Entering edit mode
4.2 years ago
ando.kelli
▴
60
Hi All,
I'm annotating a transcriptome against NCBI's nt database, and was wondering if I could get some advice regarding customisation.
A lot of the hits are to genomes: e.g. 'Salmo trutta genome assembly, chromosome: 13' which doesn't tell me anything about what the transcript might be. (I'm doing several types of annotation, and I use this one to fill some of the gaps that are left after using other methods).
An example of my code is:
ls trinity_out_dir.Trinity.*.fasta | parallel --eta -j 14 --load 80% --noswap 'blastn -db /volume/BlastDBs/nt -query {} -out blastn_outfiles/{.}.tabular -evalue 1e-5 -outfmt "6 std stitle staxids sscinames sskingdom" -max_target_seqs 1 -max_hsps 1 -num_threads 2'
Any ideas on how I can get blastn to ignore key words? Like 'genome' and 'predicted'?
Cheers, Kelli
You may need to post-filter your results to ignore things you are not interested in.

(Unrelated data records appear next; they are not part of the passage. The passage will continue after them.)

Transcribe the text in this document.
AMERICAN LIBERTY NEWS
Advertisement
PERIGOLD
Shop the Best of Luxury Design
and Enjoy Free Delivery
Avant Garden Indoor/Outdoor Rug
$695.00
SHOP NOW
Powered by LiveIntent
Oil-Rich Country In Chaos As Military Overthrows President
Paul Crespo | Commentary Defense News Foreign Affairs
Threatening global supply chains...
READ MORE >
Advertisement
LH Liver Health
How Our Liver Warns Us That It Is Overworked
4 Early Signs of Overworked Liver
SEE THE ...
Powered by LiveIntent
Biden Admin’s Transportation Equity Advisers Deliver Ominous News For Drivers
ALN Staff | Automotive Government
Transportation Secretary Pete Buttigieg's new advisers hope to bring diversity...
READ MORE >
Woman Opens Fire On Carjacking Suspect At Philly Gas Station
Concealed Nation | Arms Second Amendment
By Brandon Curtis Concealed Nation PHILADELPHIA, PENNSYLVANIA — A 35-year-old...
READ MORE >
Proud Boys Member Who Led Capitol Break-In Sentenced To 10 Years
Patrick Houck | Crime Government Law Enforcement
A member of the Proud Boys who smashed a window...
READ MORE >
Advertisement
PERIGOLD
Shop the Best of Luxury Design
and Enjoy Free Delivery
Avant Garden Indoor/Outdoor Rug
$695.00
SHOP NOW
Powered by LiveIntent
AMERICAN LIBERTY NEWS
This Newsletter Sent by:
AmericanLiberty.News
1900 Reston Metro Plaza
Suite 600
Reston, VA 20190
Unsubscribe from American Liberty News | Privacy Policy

I don't think one can get blast to ignore keywords - it is a sequence search tool rather than keyword parser. Separately, I don't think it is a good idea to do what you want even if it was possible, as I know from experience that even genuine hits sometimes have words like
genome
orpredicted
in their descriptions. As @genomax suggested, you can filter out the unwanted hits after the search is complete.Thanks for your input genomax and Mansur Dlakic.
Filtering the offending hits out of the database isn't what I want to do, because that's the same as deleting them from my dataset. I'd rather annotate them if possible because many of them are differentially expressed.
We are suggesting that you filter
hits
your can't use from your blast results, not the sequence from your database.Thanks Genomax. If I can't annotate them I can't use them, so for me filtering them is the equivalent of deleting them.
I hope you realize that every transcript put together by Trinity is not real. 100% of transcripts are never found in one experiment.
Yep for sure Genomax. I'm talking about transcripts that have been annotated using Blastn with quite stringent parameters, but the annotation not informative. I want to improve the existing annotation if possible.
I'm happy to filter out transcripts that don't have high quality hits.